Царит безмолвье, мысли удручая…

У матери — всегдашняя мигрень.

И лампа бледная горит, скучая,

И силы нет дремоты превозмочь, —

Скорей бы сон бесчувственный и ночь.

XXXI

Вдруг настежь дверь, — и дрогнул воздух сонный,

И старший брат с улыбкой на устах

Вошел и, нашей скукой изумленный,

Тотчас притих; румянец на щеках

Еще горит, морозом оживленный,

Пылинки снега тают в волосах:

Он с улицы принес душистый холод,

Глаза блестят, — он радостен и молод.

XXXII

Отец спросил: «Откуда?» — «Из суда, —

Присяжные Засулич оправдали!»

«Как? ту, что в Трепова стреляла?» — «Да». —

«Не может быть!..» — «Такой восторг был в зале,

Какого не бывало никогда:

Мы полную победу одержали!»

Отец сердито молвил: «Что за вздор!»

И вспыхнул вдруг ожесточенный спор.

XXXIII

И шепотом беспомощных молений

Напрасно мама хочет их унять:

То спор был вечный, распря поколений, —

Не уступают оба ни на пядь,

Не слушают друг друга: «Убеждений

Вы права не имеете стеснять!» —

Кричит студент; они вскочили оба, —

В очах старинная слепая злоба.

XXXIV

«Наука доказала…» — «Чушь и гниль —

Твоя наука… Вечные основы

Религии…» — «Основы ваши — гниль!

Пред истиною все они готовы

Рассыпаться, как мертвый прах и пыль…

Нам Спенсер дал для жизни принцип новый!» —

«А Бог?..» — «Нет Бога!» — «Спенсер твой —

дурак!»

Дошли до Бога, — это скверный знак.

ХХХV

Теперь конец уж ясен бедной маме, —

Ей скажет муж: «Во всем — твоя вина.

Детей избаловала!» В этой драме

Немою жертвой быть обречена,

Печальными и кроткими глазами,

Беспомощного ужаса полна,

Глядит на них и вся мольбою дышит:

Никто ее не видит и не слышит.

XXXVI

«Прочь, негодяй, из дома моего!..» —

Кричит отец, бледнея. «Ради Бога,

Не будь к нему жесток, прости его,

Ну, хоть меня ты пожалей немного!» —

«Нет, не просите, мама, — ничего —

Не надо! — Костя ей кричит с порога, —

Я рад уйти: мне воля дорога,

Не будет больше здесь моя нога!

XXXVII

Вам оскорблять себя я не позволю…»

И он дверями хлопнул.
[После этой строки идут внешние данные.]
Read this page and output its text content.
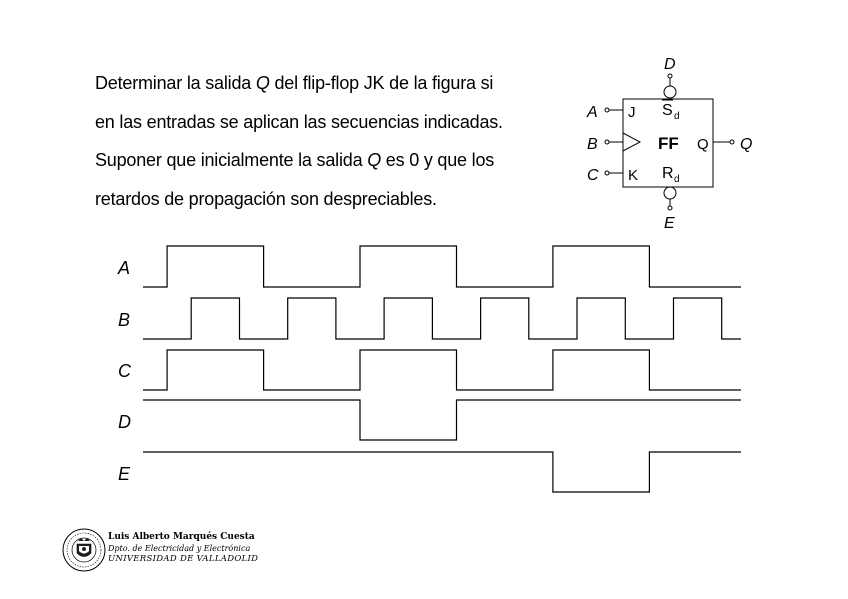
Determinar la salida Q del flip-flop JK de la figura si
en las entradas se aplican las secuencias indicadas.
Suponer que inicialmente la salida Q es 0 y que los
retardos de propagación son despreciables.

A
B
C
D
E
Q
J
K
Q
FF
S d
R d
A
B
C
D
E
Luis Alberto Marqués Cuesta
Dpto. de Electricidad y Electrónica
UNIVERSIDAD DE VALLADOLID
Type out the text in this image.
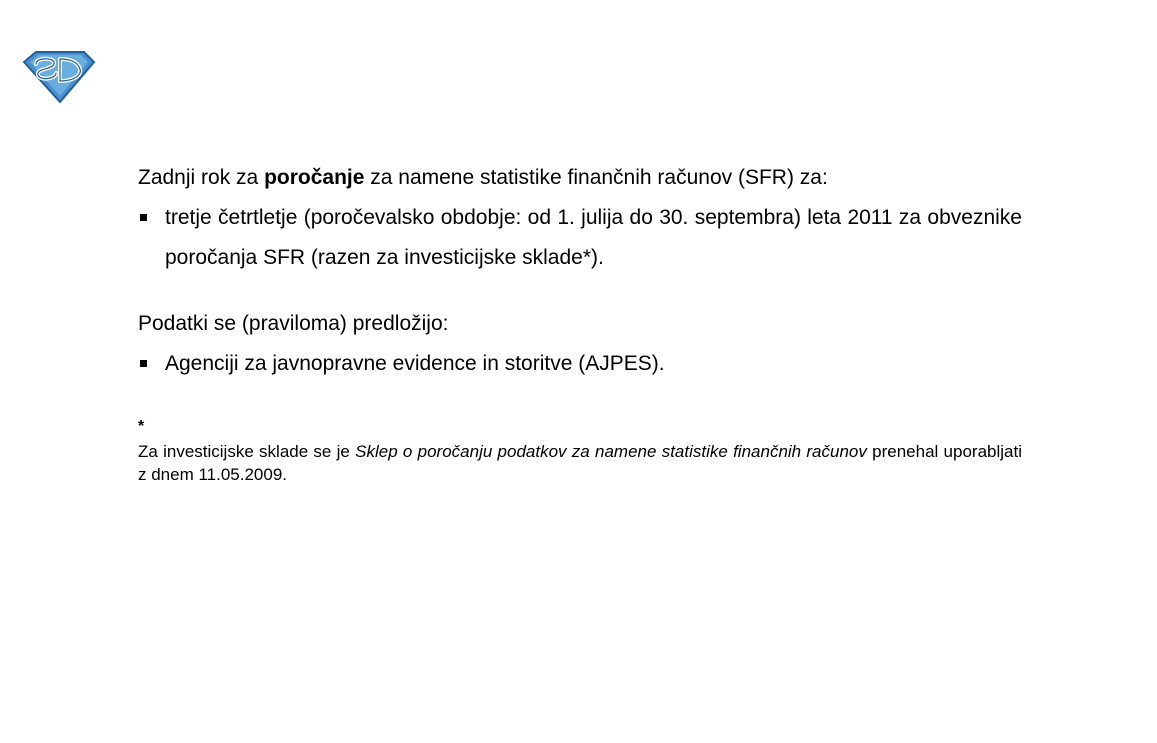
Zadnji rok za poročanje za namene statistike finančnih računov (SFR) za:

tretje četrtletje (poročevalsko obdobje: od 1. julija do 30. septembra) leta 2011 za obveznike poročanja SFR (razen za investicijske sklade*).

Podatki se (praviloma) predložijo:

Agenciji za javnopravne evidence in storitve (AJPES).
*

Za investicijske sklade se je Sklep o poročanju podatkov za namene statistike finančnih računov prenehal uporabljati z dnem 11.05.2009.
Мать жалел,

Но думал я, что Костя выбрал долю

Завидную: как был он горд и смел!

И за героем я рвался на волю,

Я сам дрожал от злобы и горел:

Душа была смятением объята;

Я разделить хотел бы участь брата.

ХХХVIII

И долго я в ту ночь не мог уснуть:

Все чудились мне тихие рыданья;

Предчувствием беды сжималась грудь.

Я встал; лишь уличных огней мерцанье

По комнате мне озаряло путь,

Когда среди глубокого молчанья,

Как вор, прокравшись в темный длинный зал,

Я разговор из спальни услыхал:

XXXIX

«Он может повредить моей карьере…

Каков щенок, мальчишка, нигилист!» —

«Ну, денег дай ему по крайней мере:

Он вспыльчив, сердцем же он добр и чист…»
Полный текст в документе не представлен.